Une étude française vient jeter un pavé dans la mare : l’exposition aux pesticides pourrait bel et bien peser dans la balance des causes du cancer du pancréas, cette maladie aussi discrète à ses débuts que dévastatrice à son stade avancé. Et si les substances chimiques qui nourrissent nos champs semaient aussi des risques dans nos organismes ? Décryptage.
Discret au début, brutal à la fin : le cancer du pancréas est souvent diagnostiqué tardivement, ce qui en fait l’un des plus redoutables. En France, il est responsable de plus de 11 000 décès par an selon Santé Publique France. S’il reste moins fréquent que d’autres cancers, sa mortalité est extrêmement élevée, avec un taux de survie à cinq ans inférieur à 10 %.
Parmi les causes du cancer du pancréas déjà bien identifiées : le tabac, l’alcool, le surpoids, l’âge, ou encore le diabète. Mais un nouvel acteur s’invite à la table des suspects : les pesticides.
L’usage de pesticides, un ennemi qui monte en puissance
Une étude épidémiologique française qui fait mouche
C’est une équipe de chercheurs français, épaulée par Santé publique France, qui a analysé pas moins de 134 102 cas d’adénocarcinome pancréatique entre 2011 et 2021. Leurs travaux, publiés dans la revue European Journal of Epidemiology, ont comparé la répartition géographique de ces cas avec les quantités de pesticides vendues par commune sur la même période.
Résultat ? Dans les zones où l’usage des pesticides a augmenté de 2,6 kg par hectare en onze ans, le risque de développer un cancer du pancréas a bondi de 1,3 %. Pas de panique immédiate : ce chiffre peut sembler faible, mais il est statistiquement significatif et surtout très parlant à l’échelle d’une population.
Les pesticides dans le viseur : glyphosate, mancozèbe et soufre
Parmi les substances suspectées, on retrouve quelques noms tristement célèbres. Le glyphosate, par exemple, est déjà classé comme “probablement cancérogène” pour l’humain par le Centre international de recherche sur le cancer (CIRC).
Le mancozèbe, utilisé dans les cultures de pommes de terre ou de vignes, est également pointé du doigt pour ses effets potentiellement toxiques.
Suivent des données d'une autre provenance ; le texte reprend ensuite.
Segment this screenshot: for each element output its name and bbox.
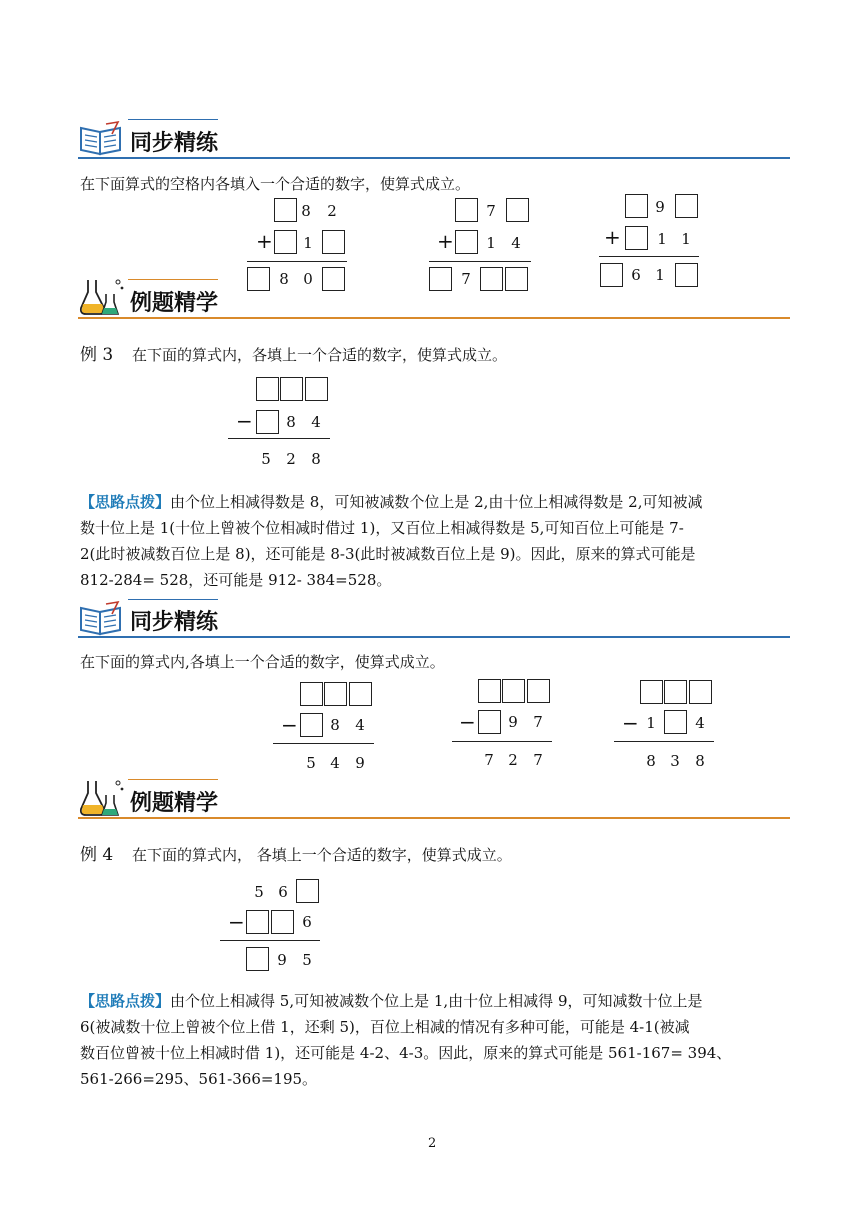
book-icon	[78, 600, 124, 636]
digit: 9	[277, 951, 287, 969]
blank-box[interactable]	[625, 194, 648, 218]
blank-box[interactable]	[505, 267, 528, 291]
plus-sign: +	[437, 229, 454, 253]
example-question: 在下面的算式内，各填上一个合适的数字，使算式成立。	[132, 346, 508, 364]
digit: 6	[631, 266, 641, 284]
hint-text: 数十位上是 1(十位上曾被个位相减时借过 1)，又百位上相减得数是 5,可知百位上可能是 7-	[80, 519, 684, 537]
section-title: 同步精练	[130, 131, 219, 156]
flask-icon	[78, 775, 126, 819]
digit: 4	[355, 716, 365, 734]
blank-box[interactable]	[625, 226, 648, 250]
hint-text: 由个位上相减得 5,可知被减数个位上是 1,由十位上相减得 9，可知减数十位上是	[170, 992, 703, 1010]
blank-box[interactable]	[274, 230, 297, 254]
digit: 7	[486, 202, 496, 220]
digit: 1	[646, 714, 656, 732]
blank-box[interactable]	[675, 263, 698, 287]
blank-box[interactable]	[246, 947, 269, 971]
digit: 1	[657, 230, 667, 248]
digit: 4	[511, 234, 521, 252]
digit: 5	[261, 450, 271, 468]
hint-text: 812-284= 528，还可能是 912- 384=528。	[80, 571, 392, 589]
instruction-text: 在下面算式的空格内各填入一个合适的数字，使算式成立。	[80, 175, 471, 193]
digit: 3	[670, 752, 680, 770]
digit: 7	[533, 713, 543, 731]
blank-box[interactable]	[675, 194, 698, 218]
hint-label: 【思路点拨】	[80, 992, 171, 1010]
blank-box[interactable]	[305, 377, 328, 401]
digit: 8	[311, 450, 321, 468]
digit: 5	[254, 883, 264, 901]
digit: 9	[508, 713, 518, 731]
blank-box[interactable]	[247, 267, 270, 291]
digit: 5	[306, 754, 316, 772]
hint-text: 6(被减数十位上曾被个位上借 1，还剩 5)，百位上相减的情况有多种可能，可能是 4-1(被减	[80, 1018, 690, 1036]
minus-sign: −	[236, 409, 253, 433]
digit: 8	[695, 752, 705, 770]
digit: 8	[286, 413, 296, 431]
solution-hint	[80, 489, 792, 593]
blank-box[interactable]	[478, 679, 501, 703]
example-label: 例 4	[80, 845, 114, 865]
digit: 4	[311, 413, 321, 431]
digit: 1	[486, 234, 496, 252]
digit: 0	[303, 270, 313, 288]
example-question: 在下面的算式内， 各填上一个合适的数字，使算式成立。	[132, 846, 512, 864]
blank-box[interactable]	[689, 680, 712, 704]
hint-label: 【思路点拨】	[80, 493, 171, 511]
minus-sign: −	[228, 910, 245, 934]
section-title: 同步精练	[130, 610, 219, 635]
digit: 8	[279, 270, 289, 288]
digit: 4	[695, 714, 705, 732]
book-icon	[78, 120, 124, 156]
flask-icon	[78, 274, 126, 318]
blank-box[interactable]	[664, 680, 687, 704]
blank-box[interactable]	[271, 910, 294, 934]
digit: 1	[655, 266, 665, 284]
blank-box[interactable]	[349, 682, 372, 706]
digit: 2	[286, 450, 296, 468]
blank-box[interactable]	[506, 198, 529, 222]
blank-box[interactable]	[480, 267, 503, 291]
digit: 9	[655, 198, 665, 216]
blank-box[interactable]	[300, 682, 323, 706]
blank-box[interactable]	[600, 263, 623, 287]
digit: 2	[508, 751, 518, 769]
digit: 8	[646, 752, 656, 770]
digit: 7	[484, 751, 494, 769]
minus-sign: −	[622, 711, 639, 735]
blank-box[interactable]	[322, 267, 345, 291]
digit: 1	[303, 234, 313, 252]
digit: 6	[278, 883, 288, 901]
section-title: 例题精学	[130, 291, 219, 316]
blank-box[interactable]	[322, 230, 345, 254]
digit: 5	[302, 951, 312, 969]
digit: 6	[302, 913, 312, 931]
digit: 7	[533, 751, 543, 769]
section-title: 例题精学	[130, 791, 219, 816]
hint-text: 2(此时被减数百位上是 8)，还可能是 8-3(此时被减数百位上是 9)。因此，原来的算式可能是	[80, 545, 696, 563]
example-label: 例 3	[80, 345, 114, 365]
blank-box[interactable]	[527, 679, 550, 703]
blank-box[interactable]	[256, 377, 279, 401]
digit: 2	[327, 202, 337, 220]
digit: 8	[301, 202, 311, 220]
page-number: 2	[428, 1136, 437, 1151]
hint-text: 由个位上相减得数是 8，可知被减数个位上是 2,由十位上相减得数是 2,可知被减	[170, 493, 703, 511]
blank-box[interactable]	[296, 879, 319, 903]
blank-box[interactable]	[324, 682, 347, 706]
minus-sign: −	[281, 713, 298, 737]
blank-box[interactable]	[640, 680, 663, 704]
blank-box[interactable]	[246, 910, 269, 934]
minus-sign: −	[459, 710, 476, 734]
blank-box[interactable]	[429, 267, 452, 291]
digit: 8	[330, 716, 340, 734]
blank-box[interactable]	[478, 710, 501, 734]
plus-sign: +	[256, 229, 273, 253]
solution-hint	[80, 988, 792, 1092]
digit: 4	[330, 754, 340, 772]
blank-box[interactable]	[502, 679, 525, 703]
plus-sign: +	[604, 225, 621, 249]
blank-box[interactable]	[455, 198, 478, 222]
blank-box[interactable]	[455, 230, 478, 254]
instruction-text: 在下面的算式内,各填上一个合适的数字，使算式成立。	[80, 653, 445, 671]
blank-box[interactable]	[256, 410, 279, 434]
digit: 7	[461, 270, 471, 288]
hint-text: 数百位曾被十位上相减时借 1)，还可能是 4-2、4-3。因此，原来的算式可能是 561-167= 394、	[80, 1044, 732, 1062]
blank-box[interactable]	[300, 713, 323, 737]
blank-box[interactable]	[280, 377, 303, 401]
blank-box[interactable]	[664, 710, 687, 734]
blank-box[interactable]	[274, 198, 297, 222]
digit: 1	[681, 230, 691, 248]
hint-text: 561-266=295、561-366=195。	[80, 1070, 318, 1088]
digit: 9	[355, 754, 365, 772]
Quant au soufre pulvérisé, souvent utilisé en agriculture biologique, il n’est pas exempt d’interrogations.
Une corrélation, mais pas (encore) une causalité
Les auteurs de l’étude insistent : il ne s’agit pas ici de prouver que les pesticides causent directement le cancer du pancréas. Mais cette corrélation géographique forte est un « signal » suffisamment alarmant pour justifier des recherches plus poussées. En clair, on n’a pas encore attrapé le coupable, mais on a trouvé de gros indices dans sa poche.
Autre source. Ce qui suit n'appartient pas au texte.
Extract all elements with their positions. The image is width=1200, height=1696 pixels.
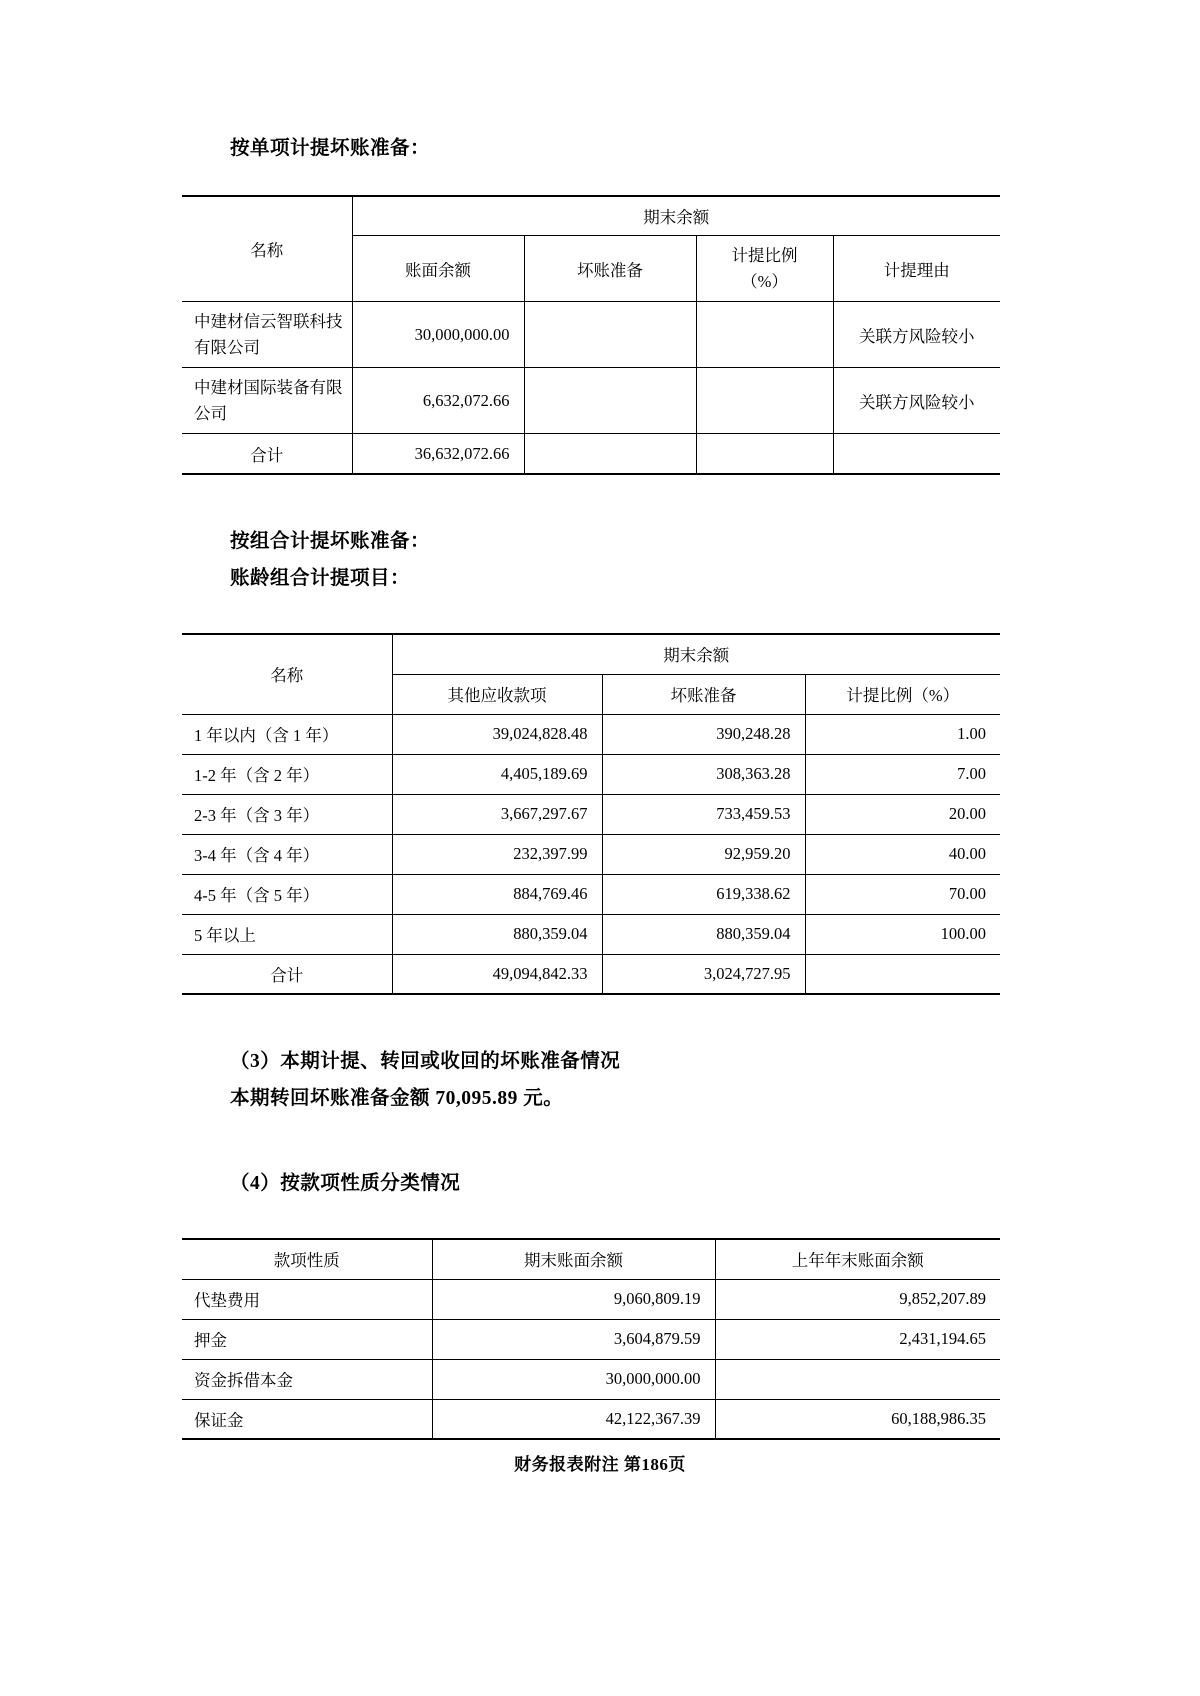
page-footer: 财务报表附注 第186页 bbox=[514, 1455, 686, 1474]
cell-prev-balance: 2,431,194.65 bbox=[715, 1319, 1000, 1359]
col-header-end-balance: 期末账面余额 bbox=[432, 1239, 715, 1279]
cell-bad-debt: 3,024,727.95 bbox=[602, 954, 805, 994]
cell-bad-debt: 390,248.28 bbox=[602, 714, 805, 754]
table-row bbox=[182, 794, 1000, 834]
section3-text: 本期转回坏账准备金额 70,095.89 元。 bbox=[230, 1088, 564, 1110]
table-total-row bbox=[182, 434, 1000, 474]
cell-reason bbox=[833, 434, 1000, 474]
cell-other-receivable: 232,397.99 bbox=[392, 834, 602, 874]
table-total-row bbox=[182, 954, 1000, 994]
table-row bbox=[182, 368, 1000, 434]
col-header-reason: 计提理由 bbox=[833, 236, 1000, 302]
cell-end-balance: 9,060,809.19 bbox=[432, 1279, 715, 1319]
cell-bad-debt bbox=[524, 302, 696, 368]
page-content bbox=[182, 130, 1000, 1440]
table-row bbox=[182, 914, 1000, 954]
cell-ratio bbox=[696, 302, 833, 368]
spacer bbox=[182, 1117, 1000, 1165]
spacer bbox=[182, 167, 1000, 195]
cell-other-receivable: 3,667,297.67 bbox=[392, 794, 602, 834]
col-header-group-end-balance: 期末余额 bbox=[352, 196, 1000, 236]
cell-nature: 代垫费用 bbox=[182, 1279, 432, 1319]
spacer bbox=[182, 475, 1000, 523]
table-row bbox=[182, 754, 1000, 794]
col-header-ratio: 计提比例（%） bbox=[805, 674, 1000, 714]
table-row bbox=[182, 1319, 1000, 1359]
cell-name: 合计 bbox=[182, 954, 392, 994]
cell-name: 5 年以上 bbox=[182, 914, 392, 954]
cell-nature: 押金 bbox=[182, 1319, 432, 1359]
cell-other-receivable: 880,359.04 bbox=[392, 914, 602, 954]
cell-ratio: 20.00 bbox=[805, 794, 1000, 834]
cell-name: 3-4 年（含 4 年） bbox=[182, 834, 392, 874]
nature-classification-table bbox=[182, 1238, 1000, 1440]
cell-ratio: 1.00 bbox=[805, 714, 1000, 754]
col-header-prev-balance: 上年年末账面余额 bbox=[715, 1239, 1000, 1279]
table-row bbox=[182, 302, 1000, 368]
cell-reason: 关联方风险较小 bbox=[833, 368, 1000, 434]
cell-ratio bbox=[805, 954, 1000, 994]
cell-nature: 资金拆借本金 bbox=[182, 1359, 432, 1399]
cell-name: 1 年以内（含 1 年） bbox=[182, 714, 392, 754]
spacer bbox=[182, 1202, 1000, 1238]
section2-heading-2: 账龄组合计提项目： bbox=[230, 567, 411, 589]
col-header-name: 名称 bbox=[182, 196, 352, 302]
single-item-bad-debt-table bbox=[182, 195, 1000, 475]
table-header-row bbox=[182, 196, 1000, 236]
cell-end-balance: 42,122,367.39 bbox=[432, 1399, 715, 1439]
col-header-bad-debt: 坏账准备 bbox=[524, 236, 696, 302]
col-header-name: 名称 bbox=[182, 634, 392, 714]
cell-book-balance: 6,632,072.66 bbox=[352, 368, 524, 434]
cell-bad-debt: 308,363.28 bbox=[602, 754, 805, 794]
section4-heading: （4）按款项性质分类情况 bbox=[230, 1173, 461, 1195]
cell-prev-balance: 60,188,986.35 bbox=[715, 1399, 1000, 1439]
cell-name: 1-2 年（含 2 年） bbox=[182, 754, 392, 794]
table-row bbox=[182, 714, 1000, 754]
table-header-row bbox=[182, 634, 1000, 674]
spacer bbox=[182, 597, 1000, 633]
cell-bad-debt: 619,338.62 bbox=[602, 874, 805, 914]
col-header-other-receivable: 其他应收款项 bbox=[392, 674, 602, 714]
cell-name: 4-5 年（含 5 年） bbox=[182, 874, 392, 914]
col-header-bad-debt: 坏账准备 bbox=[602, 674, 805, 714]
section2-heading-1: 按组合计提坏账准备： bbox=[230, 530, 431, 552]
cell-prev-balance bbox=[715, 1359, 1000, 1399]
cell-ratio: 7.00 bbox=[805, 754, 1000, 794]
cell-ratio bbox=[696, 434, 833, 474]
col-header-nature: 款项性质 bbox=[182, 1239, 432, 1279]
col-header-ratio bbox=[696, 236, 833, 302]
col-header-book-balance: 账面余额 bbox=[352, 236, 524, 302]
cell-bad-debt bbox=[524, 434, 696, 474]
cell-prev-balance: 9,852,207.89 bbox=[715, 1279, 1000, 1319]
cell-name: 合计 bbox=[182, 434, 352, 474]
cell-ratio: 40.00 bbox=[805, 834, 1000, 874]
aging-portfolio-table bbox=[182, 633, 1000, 995]
cell-end-balance: 3,604,879.59 bbox=[432, 1319, 715, 1359]
col-header-ratio-line1: 计提比例 bbox=[731, 246, 798, 266]
cell-book-balance: 36,632,072.66 bbox=[352, 434, 524, 474]
cell-name: 中建材信云智联科技有限公司 bbox=[182, 302, 352, 368]
cell-nature: 保证金 bbox=[182, 1399, 432, 1439]
cell-ratio bbox=[696, 368, 833, 434]
cell-bad-debt: 92,959.20 bbox=[602, 834, 805, 874]
table-row bbox=[182, 1399, 1000, 1439]
spacer bbox=[182, 995, 1000, 1043]
cell-reason: 关联方风险较小 bbox=[833, 302, 1000, 368]
cell-bad-debt: 880,359.04 bbox=[602, 914, 805, 954]
table-row bbox=[182, 874, 1000, 914]
cell-bad-debt: 733,459.53 bbox=[602, 794, 805, 834]
table-row bbox=[182, 834, 1000, 874]
cell-other-receivable: 39,024,828.48 bbox=[392, 714, 602, 754]
cell-book-balance: 30,000,000.00 bbox=[352, 302, 524, 368]
section1-heading: 按单项计提坏账准备： bbox=[230, 138, 431, 159]
table-row bbox=[182, 1279, 1000, 1319]
cell-other-receivable: 49,094,842.33 bbox=[392, 954, 602, 994]
cell-other-receivable: 884,769.46 bbox=[392, 874, 602, 914]
cell-name: 2-3 年（含 3 年） bbox=[182, 794, 392, 834]
cell-other-receivable: 4,405,189.69 bbox=[392, 754, 602, 794]
table-row bbox=[182, 1359, 1000, 1399]
cell-ratio: 70.00 bbox=[805, 874, 1000, 914]
table-header-row bbox=[182, 1239, 1000, 1279]
cell-bad-debt bbox=[524, 368, 696, 434]
cell-name: 中建材国际装备有限公司 bbox=[182, 368, 352, 434]
col-header-ratio-line2: （%） bbox=[741, 271, 788, 291]
section3-heading: （3）本期计提、转回或收回的坏账准备情况 bbox=[230, 1051, 621, 1073]
cell-end-balance: 30,000,000.00 bbox=[432, 1359, 715, 1399]
cell-ratio: 100.00 bbox=[805, 914, 1000, 954]
col-header-group-end-balance: 期末余额 bbox=[392, 634, 1000, 674]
Le lien entre environnement et santé est complexe. Les chercheurs appellent donc à mener des études complémentaires, cette fois à l’échelle individuelle, pour comprendre les mécanismes biologiques qui pourraient lier l’exposition chronique aux pesticides et l’apparition du cancer du pancréas.
Pourquoi c’est (très) préoccupant pour la France
La France détient un triste record : elle est le premier utilisateur de pesticides en Europe, avec plus de 66 000 tonnes de produits achetés en 2022 selon le ministère de l’Agriculture. Autant dire que les enjeux de santé publique sont considérables.
Si l’hypothèse se confirme, cela pourrait remettre en question une partie de notre modèle agricole. Les agriculteurs sont d’ailleurs les premiers concernés : ils sont en contact quotidien avec ces substances, parfois sans protection suffisante, et font déjà partie des populations les plus exposées à certains cancers, dont celui du pancréas.
À SAVOIR
Selon une étude de l’INERIS et de l’ANSES publiée en 2023, des traces de pesticides pourtant interdits depuis des années, comme le DDT ou le lindane, sont encore régulièrement détectées dans les sols agricoles français. Ces substances, très persistantes, continuent d’exposer les populations rurales sur le long terme.